The rapper’s most recent effort, 2014’s Passion in Veins, broadens the rhythmic scope with sly percussive taps echoing in and out of earshot and filling the sonic atmosphere with cosmic ripples. Even bluer and moodier than Kill Your Myth, Passion in Veins edges closer to the sci-fi R&B vibe OVEOUS has been cultivating these last few years. There’s also the feverish warmth of Africana blues that seeps deep into the heart of the retro 808 grooves.

“The album has percussive elements because of my love for house music as well,” says OVEOUS. “I’ve worked on and produced records with some of the best in the game. Osunlade, Louie Vega, Boddhi Satva and Atjazz, just to name a few. They’ve taught me and have inspired me to listen with different ears. They’ve taught me to explore various world rhythms and electronic sounds. So having this knowledge from these great teachers really helped me shape and carve a new sound for hip-hop.
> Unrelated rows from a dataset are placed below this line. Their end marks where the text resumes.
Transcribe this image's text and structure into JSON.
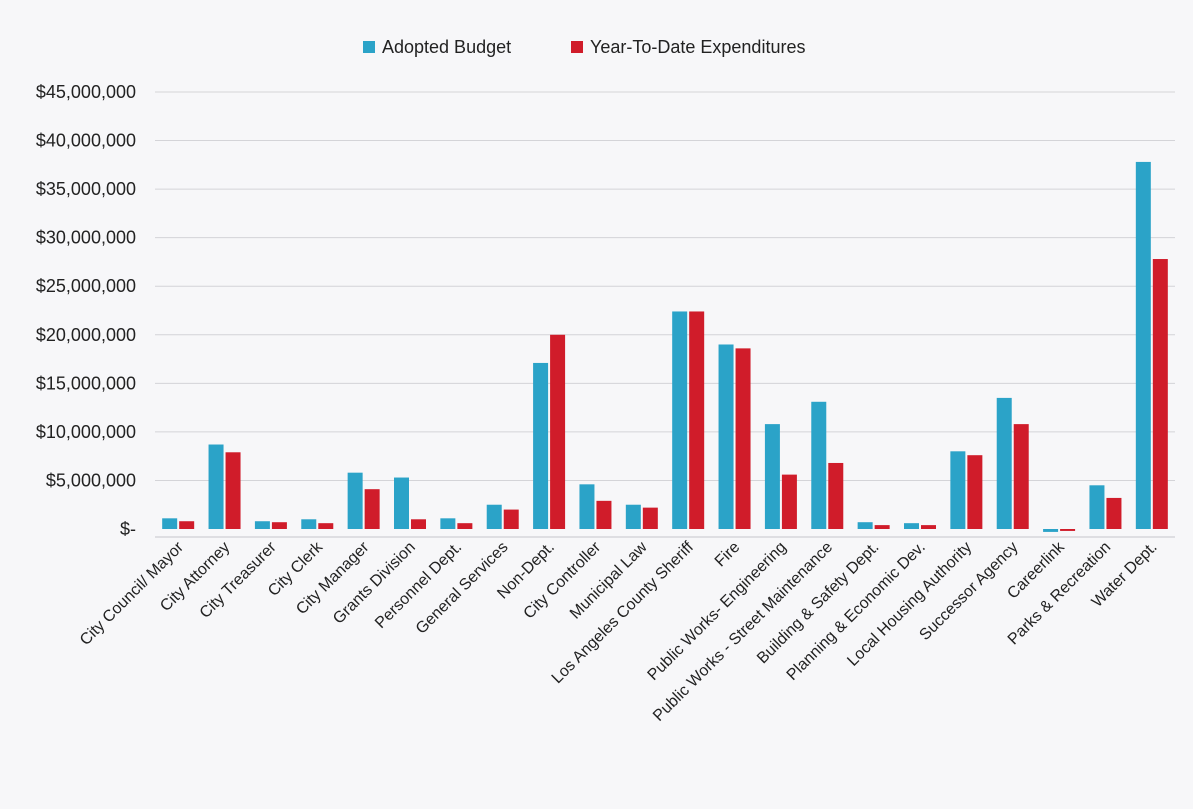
{
  "chart_data": {
    "type": "bar",
    "title": "",
    "xlabel": "",
    "ylabel": "",
    "ylim": [
      0,
      45000000
    ],
    "yticks": [
      0,
      5000000,
      10000000,
      15000000,
      20000000,
      25000000,
      30000000,
      35000000,
      40000000,
      45000000
    ],
    "ytick_labels": [
      "$-",
      "$5,000,000",
      "$10,000,000",
      "$15,000,000",
      "$20,000,000",
      "$25,000,000",
      "$30,000,000",
      "$35,000,000",
      "$40,000,000",
      "$45,000,000"
    ],
    "grid": true,
    "legend_position": "top-center",
    "categories": [
      "City Council/ Mayor",
      "City Attorney",
      "City Treasurer",
      "City Clerk",
      "City Manager",
      "Grants Division",
      "Personnel Dept.",
      "General Services",
      "Non-Dept.",
      "City Controller",
      "Municipal Law",
      "Los Angeles County Sheriff",
      "Fire",
      "Public Works- Engineering",
      "Public Works - Street Maintenance",
      "Building & Safety Dept.",
      "Planning & Economic Dev.",
      "Local Housing Authority",
      "Successor Agency",
      "Careerlink",
      "Parks & Recreation",
      "Water Dept."
    ],
    "series": [
      {
        "name": "Adopted Budget",
        "color": "#2ba3c8",
        "values": [
          1100000,
          8700000,
          800000,
          1000000,
          5800000,
          5300000,
          1100000,
          2500000,
          17100000,
          4600000,
          2500000,
          22400000,
          19000000,
          10800000,
          13100000,
          700000,
          600000,
          8000000,
          13500000,
          -300000,
          4500000,
          37800000
        ]
      },
      {
        "name": "Year-To-Date Expenditures",
        "color": "#d01c2a",
        "values": [
          800000,
          7900000,
          700000,
          600000,
          4100000,
          1000000,
          600000,
          2000000,
          20000000,
          2900000,
          2200000,
          22400000,
          18600000,
          5600000,
          6800000,
          400000,
          400000,
          7600000,
          10800000,
          -200000,
          3200000,
          27800000
        ]
      }
    ]
  }
}
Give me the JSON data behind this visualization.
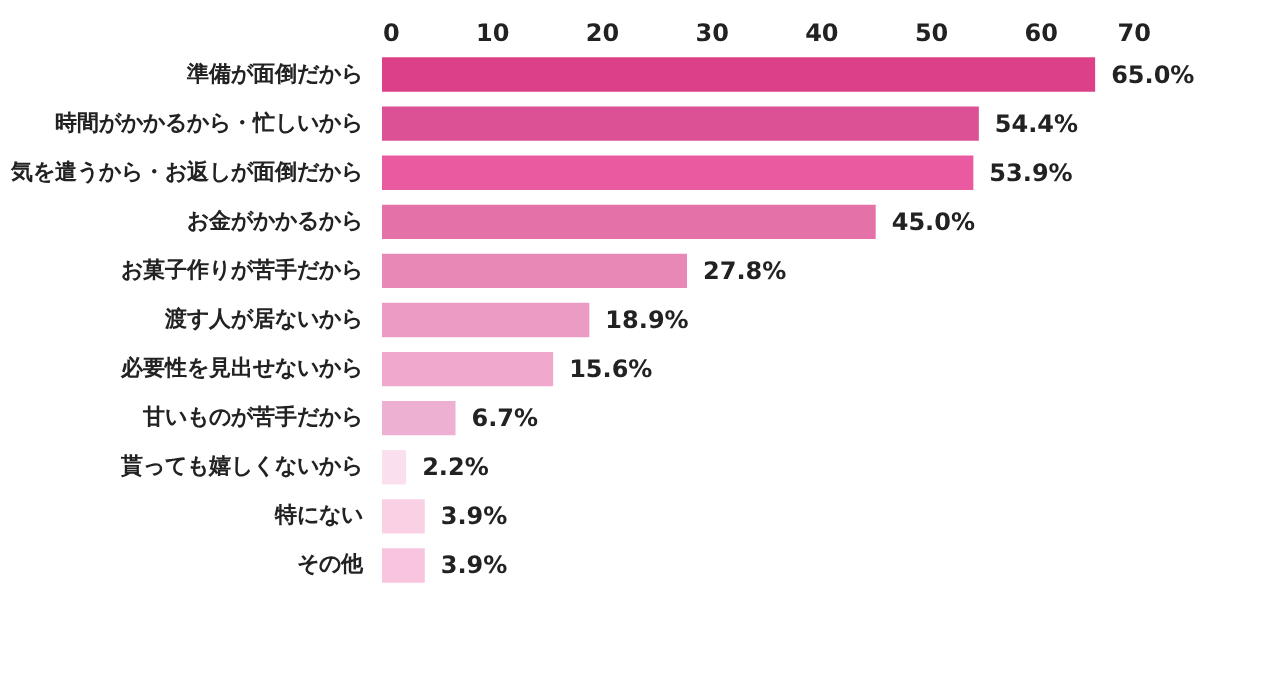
{
  "chart_data": {
    "type": "bar",
    "orientation": "horizontal",
    "categories": [
      "準備が面倒だから",
      "時間がかかるから・忙しいから",
      "気を遣うから・お返しが面倒だから",
      "お金がかかるから",
      "お菓子作りが苦手だから",
      "渡す人が居ないから",
      "必要性を見出せないから",
      "甘いものが苦手だから",
      "貰っても嬉しくないから",
      "特にない",
      "その他"
    ],
    "values": [
      65.0,
      54.4,
      53.9,
      45.0,
      27.8,
      18.9,
      15.6,
      6.7,
      2.2,
      3.9,
      3.9
    ],
    "value_labels": [
      "65.0%",
      "54.4%",
      "53.9%",
      "45.0%",
      "27.8%",
      "18.9%",
      "15.6%",
      "6.7%",
      "2.2%",
      "3.9%",
      "3.9%"
    ],
    "colors": [
      "#dc4088",
      "#dc5096",
      "#ea5aa0",
      "#e472a8",
      "#e888b6",
      "#ec9cc4",
      "#f0a8cc",
      "#eeb0d2",
      "#fae0ee",
      "#fad0e4",
      "#f8c4de"
    ],
    "xlim": [
      0,
      70
    ],
    "xticks": [
      0,
      10,
      20,
      30,
      40,
      50,
      60,
      70
    ],
    "grid": false
  }
}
“With Passion in Veins, the beats are more soulful and dense. Passion was also mastered with special analog equipment to give it a rich and warm sound that is compatible with vinyl; it’s soulful and funky and electronic and I’m good with all that coming together the way it did on Passion.” 

OVEOUS’ upcoming album, tentatively called The Q&O project”, sees a shift in sound toward soul and blues with the hip-hop elements pushed to the peripheries of the music. The rapper’s initial forays into the more conventional flows of hip-hop lyricism has led to a more pronounced influence of spoken word and beat poetry. In addition to Def Jam Poetry, his spoken word pieces have caught the attention of some media moguls, landing him a guest spot on Arsenio Hall’s rebooted talk show. “I remember that being the turning point for me,” he says.

OVEOUS has also, in recent months, exchanged rhymes for croons as he pushes further toward singer-songwriter territory. A few clips circulating online reveal a few rough in-studio demos (recorded in Peru) that feature him rehearsing some funked-up quiet storm slow jams. “I’ve always said that finding my voice has been quite a journey,” he reveals. “Now at this very moment I finally feel like I have found my pocket and the best of my vocal range abilities. And man it feels great.

“Only took me a decade! But still, it feels so good to know that I’m in my prime. Soul, blues and funk have made their way into my next album with The Q&O project. I can’t wait to share it with the world in 2016.”

And with impishly good-natured humour, he adds: “I can say with confidence that if D’Angelo, The Roots, Outkast, Funkadelic, Little Dragon and Kanye heard my next album, they’ll more than likely wish they were on it!”